Generated by GPT-5-mini| Yum (package manager) | |
|---|---|
| Name | Yum |
| Developer | Red Hat, Inc. |
| Released | 2003 |
| Programming language | Python |
| Operating system | Linux |
| Genre | Package management system |
| License | GPL |
Yum (package manager) Yum is a command-line package management utility originally developed for Fedora-based distributions to automate installation, updating, and removal of RPM packages. It integrates with software repositories to resolve dependencies, retrieve metadata, and perform transactions in environments such as Red Hat Enterprise Linux, CentOS, and Scientific Linux. Yum's extensible plugin architecture and Python implementation have influenced subsequent package tools and distribution workflows used by projects and organizations worldwide.
Yum coordinates package operations for distributions derived from Red Hat Enterprise Linux and the Fedora Project, relying on RPM package formats maintained by the RPM Package Manager community. It interacts with repository metadata that may be hosted by vendors like EPEL providers or community projects such as CentOS mirrors. As part of system administration toolchains used alongside configuration systems like Ansible and orchestration stacks such as OpenStack, Yum plays a role in automated provisioning and lifecycle management.
Yum originated in the early 2000s to address dependency resolution shortcomings in the RPM ecosystem, with development contributions from individuals and organizations including Red Hat, Inc. engineers and community contributors from projects like Fedora. Over time, interactions with initiatives such as CentOS and enterprise adoption by Red Hat Enterprise Linux prompted enhancements in performance and plugin support. The project influenced and was paralleled by tools such as Zypper from openSUSE and later successors in the Linux packaging landscape; decisions by distributions including Fedora to migrate to other tools reflect broader shifts in packaging strategies.
Yum is implemented in Python and interfaces with the RPM Package Manager library to perform low-level package operations. Core components include a package resolver that applies dependency graphs, a metadata parser that consumes repository XML and SQLite caches, and a transaction engine that orchestrates download and install phases. The design supports a plugin API used by third-party modules from organizations like Red Hat, Inc. or community projects to add behavior such as caching, delta RPM handling (used by Presto) and security integration with platforms like OpenSCAP. Yum’s modularity enabled integration with systems management suites such as Spacewalk and provisioning tools like Puppet.
Yum offers dependency resolution, package group handling, history rollback capabilities, and package verification against GPG signatures distributed by vendors including Red Hat, Inc. and community repositories such as EPEL. It supports delta RPMs to reduce bandwidth when updating packages in environments managed by entities like CentOS or cloud providers such as Amazon Web Services, and integrates with system auditing and compliance tools used by CERN and other research institutions. Features for administrators include transaction logging, repository prioritization influenced by practices from projects like Fedora, and extensible hooks that third-party vendors in the Linux Foundation ecosystem may leverage.
Yum consumes repository metadata following standards used across distributions, relying on mirrors and content distribution systems maintained by organizations like the CentOS and Fedora infrastructure teams. Repositories can be hosted on CDNs used by Amazon Web Services, Google Cloud Platform, or community mirror networks coordinated by projects such as Debian mirrors (as a comparative effort).
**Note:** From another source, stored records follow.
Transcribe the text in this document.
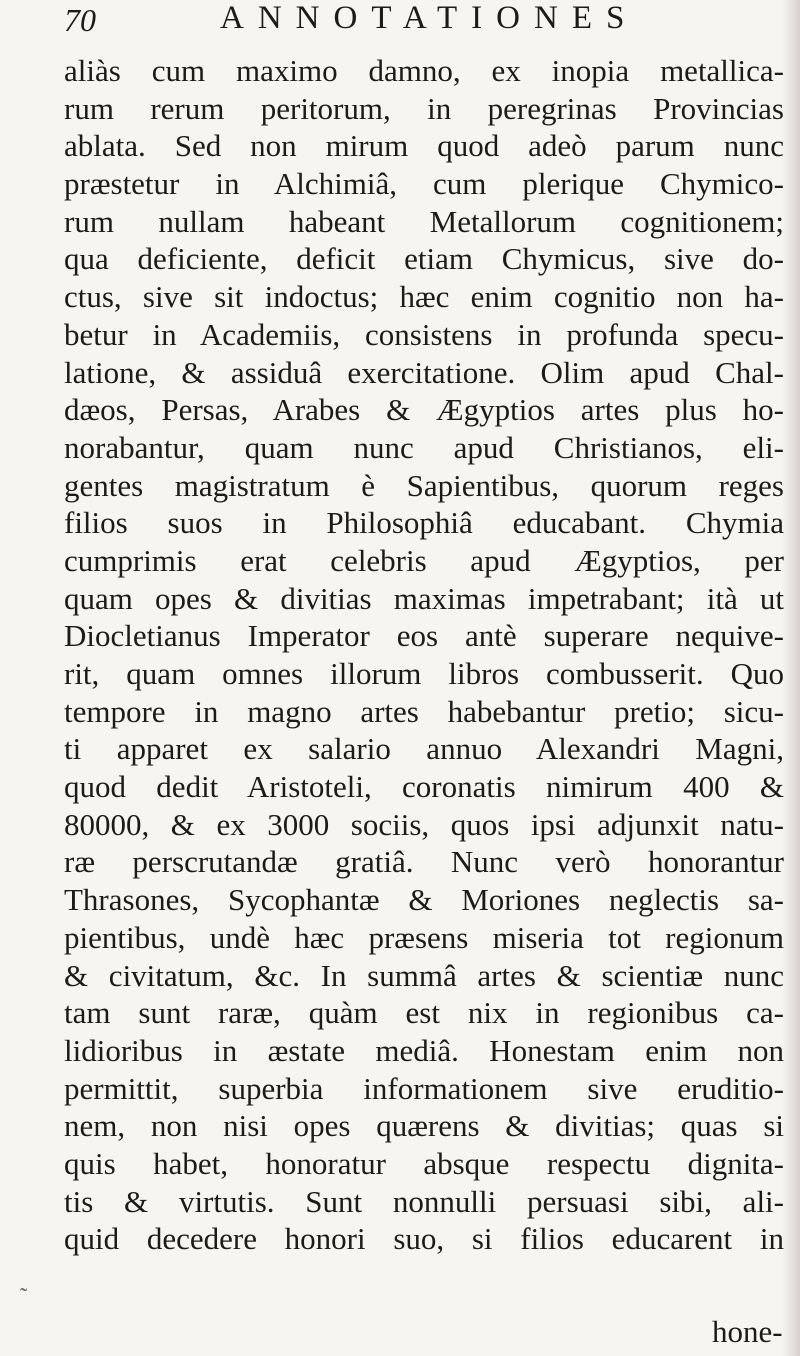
70	ANNOTATIONES
aliàs cum maximo damno, ex inopia metallica-
rum rerum peritorum, in peregrinas Provincias
ablata. Sed non mirum quod adeò parum nunc
præstetur in Alchimiâ, cum plerique Chymico-
rum nullam habeant Metallorum cognitionem;
qua deficiente, deficit etiam Chymicus, sive do-
ctus, sive sit indoctus; hæc enim cognitio non ha-
betur in Academiis, consistens in profunda specu-
latione, & assiduâ exercitatione. Olim apud Chal-
dæos, Persas, Arabes & Ægyptios artes plus ho-
norabantur, quam nunc apud Christianos, eli-
gentes magistratum è Sapientibus, quorum reges
filios suos in Philosophiâ educabant. Chymia
cumprimis erat celebris apud Ægyptios, per
quam opes & divitias maximas impetrabant; ità ut
Diocletianus Imperator eos antè superare nequive-
rit, quam omnes illorum libros combusserit. Quo
tempore in magno artes habebantur pretio; sicu-
ti apparet ex salario annuo Alexandri Magni,
quod dedit Aristoteli, coronatis nimirum 400 &
80000, & ex 3000 sociis, quos ipsi adjunxit natu-
ræ perscrutandæ gratiâ. Nunc verò honorantur
Thrasones, Sycophantæ & Moriones neglectis sa-
pientibus, undè hæc præsens miseria tot regionum
& civitatum, &c. In summâ artes & scientiæ nunc
tam sunt raræ, quàm est nix in regionibus ca-
lidioribus in æstate mediâ. Honestam enim non
permittit, superbia informationem sive eruditio-
nem, non nisi opes quærens & divitias; quas si
quis habet, honoratur absque respectu dignita-
tis & virtutis. Sunt nonnulli persuasi sibi, ali-
quid decedere honori suo, si filios educarent in
˜
hone-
Metadata formats evolved to include SQLite caches and XML attributes consumed by yum plugins and repository management systems like Pulp or Spacewalk, enabling large-scale repository replication for enterprises and research labs such as Lawrence Berkeley National Laboratory.
Administrators commonly use commands to install, update, and remove packages in environments running Red Hat Enterprise Linux or CentOS: - yum install package-name — install a package and its dependencies from enabled repositories hosted by providers such as EPEL. - yum update — update all packages using metadata from mirrors maintained by the Fedora or vendor teams like Red Hat, Inc.. - yum remove package-name — remove a package and resolve dependent packages according to repository priorities set by system integrators using tools such as Puppet or Ansible.
Yum’s command options and output are used in automation playbooks for orchestration platforms such as OpenStack clouds and configuration management systems maintained by enterprises including Red Hat, Inc..
Yum was widely adopted by distributions derived from Red Hat Enterprise Linux including CentOS, Scientific Linux, and historically by Fedora before some projects transitioned to alternative tools. Derivative package managers and front-ends, inspired by Yum’s architecture and plugin model, appear in ecosystem tooling maintained by vendors like Red Hat, Inc. and community projects such as EPEL. The legacy and design principles of Yum influenced newer package management solutions and package repository ecosystems used across cloud providers like Amazon Web Services and research infrastructures at institutions like Stanford University and CERN.